Nadie le miró. Estaban todos pendientes de la pantalla. Morgan leyó lentamente la declaración jurada. Su mirada subía y bajaba repetidamente, entre el objetivo y el documento.
Tardó diez minutos. Cada vez que oía la palabra «pelícano», Darby cerraba los ojos y movía lentamente la cabeza. En eso se resumía todo. Era una pesadilla. Procuraba prestar atención.
Cuando Morgan acabó de leer la declaración jurada, dejó el documento sobre la mesa y consultó unas notas. Estaba cómodo y relajado. Era un joven apuesto, que aparentaba menos de veintinueve años. Estaba en su casa y, por consiguiente, no llevaba corbata. Sólo camisa blanca almidonada. White & Blazevich no era el lugar ideal donde trabajar, decía, pero la mayoría de sus 400 abogados eran honrados y probablemente no sabían nada acerca de Mattiece. A decir verdad, dudaba de que muchos de ellos, a excepción de Wakefield, Velmano y Einstein, formaran parte de la conspiración. Había un socio llamado Jarreld Schwabe, que era lo suficientemente siniestro para estar involucrado, pero Morgan no tenía prueba de ello. (Darby le recordaba perfectamente). Una ex secretaria había abandonado inesperadamente la empresa, unos días después de los asesinatos. Su nombre era Miriam LaRue, y había trabajado en la sección de gas y petróleo 18 años. Puede que supiera algo. Vivía en Falls Church. Otra secretaria, cuyo nombre no estaba dispuesto a revelar, le había dicho que había oído una conversación entre Wakefield y Velmano, en la que discutían si él, Morgan, era digno de confianza.

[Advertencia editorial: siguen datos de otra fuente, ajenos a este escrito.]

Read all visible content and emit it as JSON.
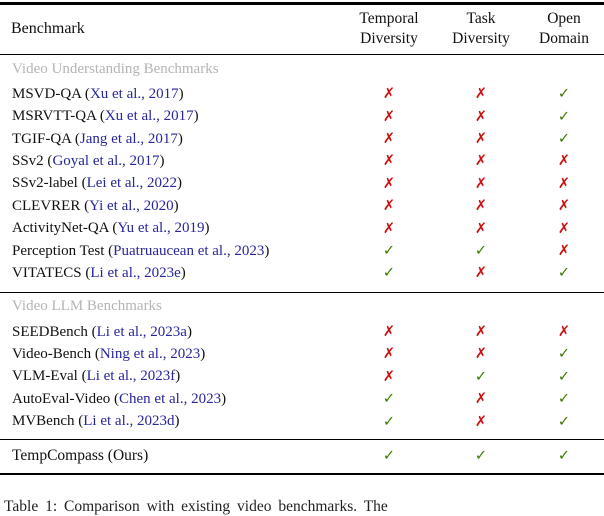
{
  "colors": {
    "check": "#3d7a00",
    "cross": "#cc1111",
    "citation": "#26269b",
    "section_label": "#b4b4b4",
    "rule": "#000000"
  },
  "icons": {
    "check": "✓",
    "cross": "✗"
  },
  "table": {
    "header": {
      "benchmark": "Benchmark",
      "columns": [
        {
          "line1": "Temporal",
          "line2": "Diversity"
        },
        {
          "line1": "Task",
          "line2": "Diversity"
        },
        {
          "line1": "Open",
          "line2": "Domain"
        }
      ]
    },
    "sections": [
      {
        "label": "Video Understanding Benchmarks",
        "rows": [
          {
            "name": "MSVD-QA",
            "cite": "Xu et al., 2017",
            "marks": [
              "cross",
              "cross",
              "check"
            ]
          },
          {
            "name": "MSRVTT-QA",
            "cite": "Xu et al., 2017",
            "marks": [
              "cross",
              "cross",
              "check"
            ]
          },
          {
            "name": "TGIF-QA",
            "cite": "Jang et al., 2017",
            "marks": [
              "cross",
              "cross",
              "check"
            ]
          },
          {
            "name": "SSv2",
            "cite": "Goyal et al., 2017",
            "marks": [
              "cross",
              "cross",
              "cross"
            ]
          },
          {
            "name": "SSv2-label",
            "cite": "Lei et al., 2022",
            "marks": [
              "cross",
              "cross",
              "cross"
            ]
          },
          {
            "name": "CLEVRER",
            "cite": "Yi et al., 2020",
            "marks": [
              "cross",
              "cross",
              "cross"
            ]
          },
          {
            "name": "ActivityNet-QA",
            "cite": "Yu et al., 2019",
            "marks": [
              "cross",
              "cross",
              "cross"
            ]
          },
          {
            "name": "Perception Test",
            "cite": "Puatruaucean et al., 2023",
            "marks": [
              "check",
              "check",
              "cross"
            ]
          },
          {
            "name": "VITATECS",
            "cite": "Li et al., 2023e",
            "marks": [
              "check",
              "cross",
              "check"
            ]
          }
        ]
      },
      {
        "label": "Video LLM Benchmarks",
        "rows": [
          {
            "name": "SEEDBench",
            "cite": "Li et al., 2023a",
            "marks": [
              "cross",
              "cross",
              "cross"
            ]
          },
          {
            "name": "Video-Bench",
            "cite": "Ning et al., 2023",
            "marks": [
              "cross",
              "cross",
              "check"
            ]
          },
          {
            "name": "VLM-Eval",
            "cite": "Li et al., 2023f",
            "marks": [
              "cross",
              "check",
              "check"
            ]
          },
          {
            "name": "AutoEval-Video",
            "cite": "Chen et al., 2023",
            "marks": [
              "check",
              "cross",
              "check"
            ]
          },
          {
            "name": "MVBench",
            "cite": "Li et al., 2023d",
            "marks": [
              "check",
              "cross",
              "check"
            ]
          }
        ]
      }
    ],
    "final_row": {
      "name": "TempCompass (Ours)",
      "cite": null,
      "marks": [
        "check",
        "check",
        "check"
      ]
    }
  },
  "caption": "Table 1: Comparison with existing video benchmarks. The"
}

Pero sólo había oído fragmentos de lo que decían. Empezaron a tratarle de otro modo, después de que la nota apareciera en su escritorio. Especialmente Schwabe y Wakefield. Era como si pretendieran acorralarlo contra la pared y amenazarlo de muerte si mencionaba la nota, pero no podían hacerlo porque no estaban seguros de que la hubiera visto. Y si habían conspirado para asesinar a Rosenberg y Jensen. Santo cielo, él no era más que un joven abogado. Podían reemplazarle en pocos segundos.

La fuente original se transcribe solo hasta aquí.